I will say that I still feel that Rule Number One covers EVERYTHING but the kids are insistent that Rule Number One gets an overhaul.

Tuesday, September 08, 2009

Toilet! (Tipped Over!)

Fair Warning Notice: FOF, this post is about a potty.
Proceed with caution!



There is a new neighborhood under construction near our house. The builder is cramming about 20, 600K 2 story homes into a piece of property that is something less than 4 acres. There used to only be 2 houses with huge yards on the property, but progress dictates that people want huge houses with yards that can be mowed with a pair of scissors. I digress.

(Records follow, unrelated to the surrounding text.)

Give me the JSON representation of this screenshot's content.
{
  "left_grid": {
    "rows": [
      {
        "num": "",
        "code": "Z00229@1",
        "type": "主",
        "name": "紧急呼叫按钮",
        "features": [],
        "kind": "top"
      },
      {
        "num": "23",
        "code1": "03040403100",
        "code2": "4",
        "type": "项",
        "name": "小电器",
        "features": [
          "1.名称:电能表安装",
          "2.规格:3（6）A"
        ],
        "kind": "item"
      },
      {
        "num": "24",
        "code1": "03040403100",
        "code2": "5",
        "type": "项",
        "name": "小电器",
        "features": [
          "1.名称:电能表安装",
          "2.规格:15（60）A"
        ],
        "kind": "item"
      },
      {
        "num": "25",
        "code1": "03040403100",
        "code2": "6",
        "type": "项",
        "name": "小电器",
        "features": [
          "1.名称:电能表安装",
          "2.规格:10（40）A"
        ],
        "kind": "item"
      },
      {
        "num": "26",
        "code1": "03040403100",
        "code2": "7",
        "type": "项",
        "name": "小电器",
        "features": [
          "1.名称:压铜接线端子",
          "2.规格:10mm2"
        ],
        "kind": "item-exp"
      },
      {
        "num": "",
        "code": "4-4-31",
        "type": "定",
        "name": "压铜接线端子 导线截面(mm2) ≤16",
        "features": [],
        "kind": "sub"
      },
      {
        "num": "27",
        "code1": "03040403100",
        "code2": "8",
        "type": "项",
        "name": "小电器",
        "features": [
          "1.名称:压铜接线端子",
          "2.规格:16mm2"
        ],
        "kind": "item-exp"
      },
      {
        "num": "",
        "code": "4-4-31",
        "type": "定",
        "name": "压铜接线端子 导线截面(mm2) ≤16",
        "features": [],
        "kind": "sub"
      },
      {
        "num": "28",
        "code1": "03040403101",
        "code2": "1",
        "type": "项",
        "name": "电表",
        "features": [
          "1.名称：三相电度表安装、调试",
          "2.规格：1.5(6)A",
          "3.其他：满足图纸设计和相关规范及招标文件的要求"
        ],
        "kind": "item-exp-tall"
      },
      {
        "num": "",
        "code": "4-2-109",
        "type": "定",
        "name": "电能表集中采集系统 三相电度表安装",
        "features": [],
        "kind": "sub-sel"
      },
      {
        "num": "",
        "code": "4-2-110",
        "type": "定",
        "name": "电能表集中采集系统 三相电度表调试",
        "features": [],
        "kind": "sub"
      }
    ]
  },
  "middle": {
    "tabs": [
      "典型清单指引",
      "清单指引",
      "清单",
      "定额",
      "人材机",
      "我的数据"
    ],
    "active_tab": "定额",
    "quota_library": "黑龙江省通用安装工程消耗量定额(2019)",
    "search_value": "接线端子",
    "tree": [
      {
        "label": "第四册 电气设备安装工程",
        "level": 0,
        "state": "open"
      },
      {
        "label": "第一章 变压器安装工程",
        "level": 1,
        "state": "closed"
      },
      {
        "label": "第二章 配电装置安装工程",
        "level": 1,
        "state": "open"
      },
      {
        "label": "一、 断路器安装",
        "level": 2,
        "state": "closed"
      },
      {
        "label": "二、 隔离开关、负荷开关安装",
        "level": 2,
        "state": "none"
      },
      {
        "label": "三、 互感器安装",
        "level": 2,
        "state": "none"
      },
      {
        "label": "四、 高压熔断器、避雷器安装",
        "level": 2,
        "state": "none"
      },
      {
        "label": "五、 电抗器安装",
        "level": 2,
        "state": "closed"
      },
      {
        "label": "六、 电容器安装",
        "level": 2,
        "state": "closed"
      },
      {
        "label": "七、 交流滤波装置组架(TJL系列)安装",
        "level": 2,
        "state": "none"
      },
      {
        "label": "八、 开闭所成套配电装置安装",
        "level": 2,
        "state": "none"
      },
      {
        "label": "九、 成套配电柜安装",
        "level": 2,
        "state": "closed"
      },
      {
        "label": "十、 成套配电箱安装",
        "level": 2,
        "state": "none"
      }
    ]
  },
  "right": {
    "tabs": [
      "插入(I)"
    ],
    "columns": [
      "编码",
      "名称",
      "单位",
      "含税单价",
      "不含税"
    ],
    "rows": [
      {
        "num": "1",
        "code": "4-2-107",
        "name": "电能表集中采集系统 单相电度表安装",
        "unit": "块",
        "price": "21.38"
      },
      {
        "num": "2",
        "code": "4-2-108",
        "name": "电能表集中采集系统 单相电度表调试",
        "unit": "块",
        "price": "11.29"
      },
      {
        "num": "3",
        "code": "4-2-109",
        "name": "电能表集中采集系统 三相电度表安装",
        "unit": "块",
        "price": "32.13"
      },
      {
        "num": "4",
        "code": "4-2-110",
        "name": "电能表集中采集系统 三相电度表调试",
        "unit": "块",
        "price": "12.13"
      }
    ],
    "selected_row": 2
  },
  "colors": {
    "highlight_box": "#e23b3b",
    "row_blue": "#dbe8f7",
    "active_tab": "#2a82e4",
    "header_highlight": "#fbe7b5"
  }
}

Anyways, a random old toilet showed up on the property while one of the houses was under construction. We see the toilet every time we drive into our neighborhood and the kids started laughing about the randomness of the potty sitting out in the middle of the new development.

For weeks it was a race, to see who could spot the potty and yell out "Toilet!" each time we passed (pun fully intentional - I work hard for this blog, don'tcha know?) by.

Then one day the abandoned throne was knocked over on it's side. And there it has stayed for a month or more.


Now, with each drive by, someone in the car yells out "Toilet! Tipped Over!" As far as I can tell, the only real rule to the game is that whoever yells last loses.

Someday I guess our magical, mysterious potty will end up in a dumpster. Until then, keep a sharp eye out. You never know when a potty might appear out of nowhere.

Wednesday, October 22, 2008

If you build it,
they still won't have a clue what it is

The Talker has rediscovered his Star Wars Trading Card Game. He likes baseball cards and he like the idea of Pokemon card (though he has no idea what to do with them), so The Boss Lady bought a set of these cards a while back.

I'll admit, I have no freakin' clue what to do with these cards, either. But the boy and I like checking out the pictures and he likes reading about the different characters and ships pictured on each card.

The set came with little parts and pieces for models of some Star Wars ships that you(r dad) can assemble if he needs to get a good grouch on. Yep, wanna see dad pissed? Have him help with the card game models!

I just spent almost an hour on this one. Possibly because I am an imbecile, possibly because there are no directions to be found anywhere.



When I finished, The Talker said, "Cool! What is it?" Heck, son, I figured you would know. All I know is it had 14 or a billion pieces and it is about the size of a quarter.

I feel like complaining to higher ups about the micro-models, but evidently The Boss lady has experienced the pain. Seems she has put together a few already.


Maybe she used The Force.

Or maybe she just knows where the @)(#*) instructions are hidden.